Although a growing body of research has emphasized the role of the human gut microbiome in human health and disease, knowledge of phages that can infect major human gut commensal bacteria remains limited. The discovery of their interactions will provide potential tools for precise manipulation of specific microbes in human gut and be of great benefit to studies about the function of intestinal symbiotic bacteria as well as development of therapies for treating pathogenic bacteria. Therefore, we collected 454 bacterial isolates (representing 222 species) from the human gastrointestinal tract that have complete sequences and annotation via https://www.hmpdacc.org/hmp/HMRGD/. In total, 416 candidate phages for 135 (30%) bacteria from 55 (25%) species were predicted with high reliability using a PHISDetector, with 95 (70.4%) strains detected by strong signals in criterion 1, and 108 (80%) using a machine learning model (Figure 4C). PHISDetector performed dependably for major gut bacteria; for example, as one of the most abundant bacterial species in the human gut microbiota, a reduction in the abundance of Faecalibacterium prausnitzii is relevant to the pathogenesis of inflammatory bowel disease (IBD) [42]. PHISDetector could identify the exact infecting phages for several F. prausnitzii strains, whose phages were first isolated in 2018 [43] (Table 1). It should also be noted that only a limited number of phages could be isolated because most human gut bacteria are anaerobic, and are difficult to isolate or culture. Meanwhile, among the 319 bacterial isolates (182 species) for which PHISDetector failed to predict any reliable phages, in 88 species (∼ 48%) this was due to the lack of sequenced phages infecting bacteria within the same genus in our PGPD. With more human gut virome studies conducted, more gut phage DNA will be isolated, sequenced, and added into viral databases, which will notably enhance the detection ability of PHISDetector in the future.
Table 1.
Strain | Isolated phage name | Isolated phage GenBank ID | Predicted phage GenBank ID |
PHIS |
||||||
---|---|---|---|---|---|---|---|---|---|---|
CRISPR |
Prophage |
Genetic homology |
Machine learning | |||||||
C1 | C2 | C1 | C2 | C1 | C2 | |||||
Faecalibacterium prausnitzii M21/2 | FP_Epona | MG711462 | NA | × | × | × | √ | × | × | × |
Faecalibacterium prausnitzii A2-165 | FP_Mushu | MG711460 | MG711460 | × | × | √ | √ | √ | √ | × |
FP_Lagaffe | MG711461 | MG711461 | × | × | √ | √ | √ | √ | × | |
Faecalibacterium prausnitzii SL3/3 | FP_Toutatis | MG711466 | MG711466 | × | × | × | √ | × | √ | √ |
Faecalibacterium prausnitzii KLE1255 | FP_Lugh | MG711464 | NA | × | × | × | × | × | × | × |
FP_Toutatis | MG711466 | MG711466 | × | × | √ | √ | × | √ | × | |
Faecalibacterium prausnitzii L2-6 | FP_Toutatis | MG711466 | MG711466 | × | × | √ | √ | √ | √ | × |
FP_Lugh | MG711464 | NA | × | × | × | × | × | × | × | |
FP_Taranis | MG711467 | MG711467 | √ | √ | √ | √ | × | √ | × |
Note: “√” denotes that the corresponding signal could be detected for the phage–host pair; “×” denotes that the corresponding signal could not be detected for the phage–host pair. C1 and C2 denotes criterion 1 and criterion 2 defined in Table S3, respectively. PHIS, phage–host interaction signal; NA, not available.

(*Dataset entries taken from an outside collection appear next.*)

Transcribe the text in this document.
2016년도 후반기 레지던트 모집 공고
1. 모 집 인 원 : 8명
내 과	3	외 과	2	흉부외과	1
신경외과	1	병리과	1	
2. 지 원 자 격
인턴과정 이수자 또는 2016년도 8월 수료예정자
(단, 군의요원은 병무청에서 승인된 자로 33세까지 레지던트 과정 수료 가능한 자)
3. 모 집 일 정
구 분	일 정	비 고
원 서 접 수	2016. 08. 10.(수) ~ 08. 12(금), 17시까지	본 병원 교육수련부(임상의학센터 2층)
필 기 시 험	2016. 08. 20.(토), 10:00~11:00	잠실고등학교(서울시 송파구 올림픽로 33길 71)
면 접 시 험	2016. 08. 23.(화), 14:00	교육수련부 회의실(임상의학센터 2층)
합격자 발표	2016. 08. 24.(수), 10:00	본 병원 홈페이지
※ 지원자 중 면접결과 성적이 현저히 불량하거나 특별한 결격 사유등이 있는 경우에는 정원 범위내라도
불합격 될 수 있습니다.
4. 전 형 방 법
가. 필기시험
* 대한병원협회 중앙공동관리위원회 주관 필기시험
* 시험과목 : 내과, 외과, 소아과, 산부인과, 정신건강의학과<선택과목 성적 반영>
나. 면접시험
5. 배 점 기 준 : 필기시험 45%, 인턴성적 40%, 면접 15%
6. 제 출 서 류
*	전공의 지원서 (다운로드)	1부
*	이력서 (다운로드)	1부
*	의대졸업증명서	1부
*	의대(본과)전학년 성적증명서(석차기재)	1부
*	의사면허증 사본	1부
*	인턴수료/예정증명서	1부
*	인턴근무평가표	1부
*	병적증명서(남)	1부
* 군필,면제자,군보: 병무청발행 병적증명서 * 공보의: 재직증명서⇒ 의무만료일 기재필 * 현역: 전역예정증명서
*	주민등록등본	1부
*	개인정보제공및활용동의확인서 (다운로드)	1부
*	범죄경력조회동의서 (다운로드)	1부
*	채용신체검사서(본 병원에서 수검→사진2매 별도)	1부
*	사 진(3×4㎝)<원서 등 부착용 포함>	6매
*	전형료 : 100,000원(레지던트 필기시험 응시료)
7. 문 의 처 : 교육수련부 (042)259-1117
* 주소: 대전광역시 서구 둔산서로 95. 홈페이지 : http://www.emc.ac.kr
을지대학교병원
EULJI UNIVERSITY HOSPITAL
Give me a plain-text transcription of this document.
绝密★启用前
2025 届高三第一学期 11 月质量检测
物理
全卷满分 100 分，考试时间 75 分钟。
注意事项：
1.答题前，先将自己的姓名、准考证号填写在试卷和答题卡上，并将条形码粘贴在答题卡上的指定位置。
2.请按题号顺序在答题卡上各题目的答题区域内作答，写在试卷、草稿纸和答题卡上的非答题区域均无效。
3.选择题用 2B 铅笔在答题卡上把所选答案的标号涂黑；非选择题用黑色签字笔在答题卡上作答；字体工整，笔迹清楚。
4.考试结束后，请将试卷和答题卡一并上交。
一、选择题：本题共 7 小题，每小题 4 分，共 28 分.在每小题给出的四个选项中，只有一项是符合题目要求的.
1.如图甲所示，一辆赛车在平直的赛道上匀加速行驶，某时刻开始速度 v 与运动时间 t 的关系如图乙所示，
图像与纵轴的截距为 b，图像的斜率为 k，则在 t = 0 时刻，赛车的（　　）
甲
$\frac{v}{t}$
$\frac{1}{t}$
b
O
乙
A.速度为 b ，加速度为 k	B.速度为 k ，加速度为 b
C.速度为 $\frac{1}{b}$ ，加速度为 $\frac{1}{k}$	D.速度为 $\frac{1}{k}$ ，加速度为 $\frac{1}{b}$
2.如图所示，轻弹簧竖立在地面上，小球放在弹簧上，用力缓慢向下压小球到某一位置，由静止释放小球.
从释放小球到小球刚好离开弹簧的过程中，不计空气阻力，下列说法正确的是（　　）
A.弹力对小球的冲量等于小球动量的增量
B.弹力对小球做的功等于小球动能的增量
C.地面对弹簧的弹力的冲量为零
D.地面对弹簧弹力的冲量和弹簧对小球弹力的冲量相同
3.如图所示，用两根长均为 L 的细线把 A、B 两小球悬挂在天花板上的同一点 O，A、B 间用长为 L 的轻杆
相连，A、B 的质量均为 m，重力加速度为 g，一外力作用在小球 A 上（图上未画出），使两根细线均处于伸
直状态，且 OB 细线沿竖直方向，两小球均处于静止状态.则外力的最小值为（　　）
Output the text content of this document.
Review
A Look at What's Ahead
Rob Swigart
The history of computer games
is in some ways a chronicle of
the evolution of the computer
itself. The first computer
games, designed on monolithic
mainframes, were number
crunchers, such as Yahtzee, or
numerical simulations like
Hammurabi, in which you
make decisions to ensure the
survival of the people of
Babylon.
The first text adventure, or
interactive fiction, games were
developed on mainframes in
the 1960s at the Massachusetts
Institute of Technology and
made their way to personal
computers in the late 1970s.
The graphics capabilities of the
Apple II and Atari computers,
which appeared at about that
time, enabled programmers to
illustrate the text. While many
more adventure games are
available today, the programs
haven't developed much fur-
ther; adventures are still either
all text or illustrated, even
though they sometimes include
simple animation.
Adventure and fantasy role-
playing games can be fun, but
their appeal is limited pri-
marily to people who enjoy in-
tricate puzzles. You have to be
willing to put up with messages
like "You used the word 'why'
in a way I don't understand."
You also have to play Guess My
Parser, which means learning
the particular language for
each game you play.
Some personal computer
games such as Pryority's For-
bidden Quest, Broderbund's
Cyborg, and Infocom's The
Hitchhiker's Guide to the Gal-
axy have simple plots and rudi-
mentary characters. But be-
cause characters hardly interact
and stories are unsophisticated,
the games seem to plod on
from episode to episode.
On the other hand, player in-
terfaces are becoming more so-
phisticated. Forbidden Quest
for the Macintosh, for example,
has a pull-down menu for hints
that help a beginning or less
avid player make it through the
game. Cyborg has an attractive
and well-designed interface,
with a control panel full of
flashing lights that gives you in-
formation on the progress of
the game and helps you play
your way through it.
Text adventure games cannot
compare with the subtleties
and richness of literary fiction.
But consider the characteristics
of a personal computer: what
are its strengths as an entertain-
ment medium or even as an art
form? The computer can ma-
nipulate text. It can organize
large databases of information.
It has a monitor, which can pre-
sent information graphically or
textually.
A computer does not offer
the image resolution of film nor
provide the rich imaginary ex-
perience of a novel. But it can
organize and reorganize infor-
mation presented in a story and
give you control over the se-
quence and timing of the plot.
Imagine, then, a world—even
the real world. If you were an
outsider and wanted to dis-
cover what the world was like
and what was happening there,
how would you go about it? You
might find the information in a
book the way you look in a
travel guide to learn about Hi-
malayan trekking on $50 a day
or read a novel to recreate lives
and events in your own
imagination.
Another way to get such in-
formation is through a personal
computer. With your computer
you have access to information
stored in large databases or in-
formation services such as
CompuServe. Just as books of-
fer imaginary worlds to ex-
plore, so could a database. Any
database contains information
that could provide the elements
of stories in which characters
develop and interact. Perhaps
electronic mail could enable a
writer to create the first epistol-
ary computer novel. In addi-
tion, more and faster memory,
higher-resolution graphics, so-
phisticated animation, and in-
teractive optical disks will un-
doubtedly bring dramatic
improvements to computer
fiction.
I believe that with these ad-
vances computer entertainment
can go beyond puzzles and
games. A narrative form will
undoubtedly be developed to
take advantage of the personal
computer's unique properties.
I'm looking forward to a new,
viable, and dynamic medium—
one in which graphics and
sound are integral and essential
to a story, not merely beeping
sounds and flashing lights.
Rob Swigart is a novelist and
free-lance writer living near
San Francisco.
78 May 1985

Case study 3: making predictions and annotations using the PHISDetector webserver
The PHISDetector webserver receives bacterial or virus genomic sequences in GBK or FASTA format as input, and provides graphical results and data tables with details to download. For a FASTA input file, ORFs will be first predicted on the input genome using FragGeneScan [44], while for a GBK file, DNA sequences and ORF amino acid sequences of the genome will be extracted directly from the input GBK file (Figure 1). The PHISDetector webserver supports three types of analysis. 1) Evaluation of the interacting probability for a pair of phage and prokaryotic genomes. If a pair of phage–microbe genome sequences has been submitted, the PHIE module will be applied to indicate the possibility of the interaction (Figure 1). 2) Prediction of infecting phages for a query prokaryotic genome. If a bacterial sequence has been submitted (Figure 1, upper left), the ORFs, prophage regions, and CRISPR arrays will be initially detected. Then, the PHIE module will be performed to evaluate the interacting potential for each of the 18,387 phages in the PGPD with the input bacterial sequence. 3) Prediction of bacterial hosts for the query phage genome. If a phage sequence has been submitted (Figure 1, upper right), the PHIE module will be used to evaluate the interacting potential of the query phage with each of the 24,799 bacterial genomes in the BGPD or 13,183,722 spacers in the CSD based on CRISPR spacer matching information.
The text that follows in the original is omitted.